Monetary policy and legal tender are inherently political policies which, unfortunately, often are at odds with peoples’ desired use of currency. We think that by removing the political element from currency it will become a better economic instrument of measuring value.

There is a vast difference between a decentralized form of value transfer that is used by general global populations to governments controlling monetary policy.

A great example of a government failing in monetary policy and the knock-on effect to their own people is back in 2016 in India, the government removed two notes out of the rupee system which equated to 86% of the country’s cash supply. Now, the reason being for doing this was to combat ‘corruption’ within the country.
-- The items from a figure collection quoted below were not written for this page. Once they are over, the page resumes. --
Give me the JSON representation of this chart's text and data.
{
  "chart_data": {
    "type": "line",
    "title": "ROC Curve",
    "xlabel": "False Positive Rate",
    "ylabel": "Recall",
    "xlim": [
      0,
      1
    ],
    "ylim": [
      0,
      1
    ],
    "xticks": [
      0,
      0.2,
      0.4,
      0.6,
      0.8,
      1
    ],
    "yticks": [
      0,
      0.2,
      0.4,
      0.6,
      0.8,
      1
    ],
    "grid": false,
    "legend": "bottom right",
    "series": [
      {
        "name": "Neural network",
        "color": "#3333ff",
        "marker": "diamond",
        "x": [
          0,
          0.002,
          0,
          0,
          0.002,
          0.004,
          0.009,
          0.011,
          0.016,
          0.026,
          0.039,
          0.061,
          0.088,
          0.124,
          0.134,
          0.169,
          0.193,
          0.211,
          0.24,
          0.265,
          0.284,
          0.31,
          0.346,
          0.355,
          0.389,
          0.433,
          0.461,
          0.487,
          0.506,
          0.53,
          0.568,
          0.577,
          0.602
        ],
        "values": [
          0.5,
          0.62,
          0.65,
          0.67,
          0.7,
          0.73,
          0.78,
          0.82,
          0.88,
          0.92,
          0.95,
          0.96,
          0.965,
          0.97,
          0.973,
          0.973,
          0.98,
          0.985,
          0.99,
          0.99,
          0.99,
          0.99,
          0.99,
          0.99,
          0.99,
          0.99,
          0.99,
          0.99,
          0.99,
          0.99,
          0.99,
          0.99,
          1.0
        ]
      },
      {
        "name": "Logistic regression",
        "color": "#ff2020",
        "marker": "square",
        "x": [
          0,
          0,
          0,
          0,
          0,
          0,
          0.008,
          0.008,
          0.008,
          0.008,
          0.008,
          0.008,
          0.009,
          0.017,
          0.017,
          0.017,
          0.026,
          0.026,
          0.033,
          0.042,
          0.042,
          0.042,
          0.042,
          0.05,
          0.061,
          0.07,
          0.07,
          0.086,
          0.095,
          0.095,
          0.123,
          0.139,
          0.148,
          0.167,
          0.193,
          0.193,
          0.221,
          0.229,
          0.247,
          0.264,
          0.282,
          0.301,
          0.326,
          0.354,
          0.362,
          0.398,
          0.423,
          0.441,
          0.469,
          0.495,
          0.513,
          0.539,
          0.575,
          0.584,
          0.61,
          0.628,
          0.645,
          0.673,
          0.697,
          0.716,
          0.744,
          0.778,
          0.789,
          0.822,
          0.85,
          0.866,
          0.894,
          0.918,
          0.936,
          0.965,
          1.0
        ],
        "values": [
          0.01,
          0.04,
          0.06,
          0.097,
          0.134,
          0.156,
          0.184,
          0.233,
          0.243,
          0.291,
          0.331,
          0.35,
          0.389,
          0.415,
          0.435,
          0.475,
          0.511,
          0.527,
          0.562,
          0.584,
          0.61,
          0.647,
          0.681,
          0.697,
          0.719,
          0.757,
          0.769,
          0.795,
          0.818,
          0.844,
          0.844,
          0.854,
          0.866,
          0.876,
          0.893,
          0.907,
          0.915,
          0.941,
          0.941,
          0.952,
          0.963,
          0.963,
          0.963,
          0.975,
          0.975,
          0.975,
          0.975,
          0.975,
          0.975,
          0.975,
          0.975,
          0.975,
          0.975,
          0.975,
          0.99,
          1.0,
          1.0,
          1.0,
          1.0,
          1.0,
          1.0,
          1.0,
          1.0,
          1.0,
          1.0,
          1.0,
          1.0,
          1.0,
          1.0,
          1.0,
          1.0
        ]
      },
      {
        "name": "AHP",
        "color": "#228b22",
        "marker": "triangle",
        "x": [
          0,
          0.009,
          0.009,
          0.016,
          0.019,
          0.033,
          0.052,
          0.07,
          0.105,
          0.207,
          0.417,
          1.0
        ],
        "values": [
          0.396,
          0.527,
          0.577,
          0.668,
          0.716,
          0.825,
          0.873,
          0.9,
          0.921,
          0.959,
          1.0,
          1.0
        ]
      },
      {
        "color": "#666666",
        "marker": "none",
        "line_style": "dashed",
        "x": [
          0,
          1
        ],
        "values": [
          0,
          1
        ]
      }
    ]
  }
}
So for that to happen, they gave only 12 hours’ notice to the whole country to basically hand in these two notes if you had them and exchange them for something that would be usable. Now, who this actually affected were not those in positions of power with corruption at their core but normal people, those in lower socio-economic areas, especially rural India and especially women, women who had been married young or were trapped in abusive relationships and have no right over their own money, who had to physically and in person queue up at banks to exchange their savings (that is, if they’d even been notified of this, we’re talking about rural India where there can be very little connectivity) which can be a death sentence in various cultures.


Now, this is where decentralized currency is absolutely needed. Because no one can shut it off. No one can restrict your access to your digital money as we have seen so prevalently with Covid-19 and the pandemic. By using Nano you have that right directly on your smartphone (and with an internet connection) to send, spend or save your money as you wish 24/7 365 days of the year. And linking back to the pandemic – there is a huge global money-printing problem which has only been exacerbated over the last 2 years – 40% of all US Dollars in existence were printed in the last 12 months – think about that for a second.

Nano Foundation

“By using Nano you have the right to send, spend or save your digital money as you wish, directly on your smartphone, 24/7 365 days of the year. No one can shut it off. No one can restrict your access”


However, on the other scale of governmental involvement you have El Salvador using Bitcoin as legal tender which is an unfortunate situation for multiple reasons, despite being a decentralized monetary network – Bitcoin is not fit for purpose for being a global currency (with huge settlement delays, cost and energy usage) and custodial wallets or other complicated solutions defeat the purpose of seamless digital money. The infrastructures put in place by the government currently only allow for batched transactions that are not ‘on-chain’ with the solution touted being a layer 2 solution – the lightning network – however the transactions per second limit of Bitcoin (7tps) will always remain the same.

In addition, with using the Lightning Network both sides of the transaction need to be online concurrently, without a disconnected party at the time of a transaction – that’s not digital money – especially in a country that in some areas, will not have the internet access & stability we so take for granted. Despite the El Salvador government making an interesting move to utilizing a decentralized monetary network and putting power in the hands of the people per se, the knock-on effect of poor understanding of appropriate technologies for specific purposes has meant that in this specific case, the poorest merchants from that country must legally accept Bitcoin without potentially being set up to do so.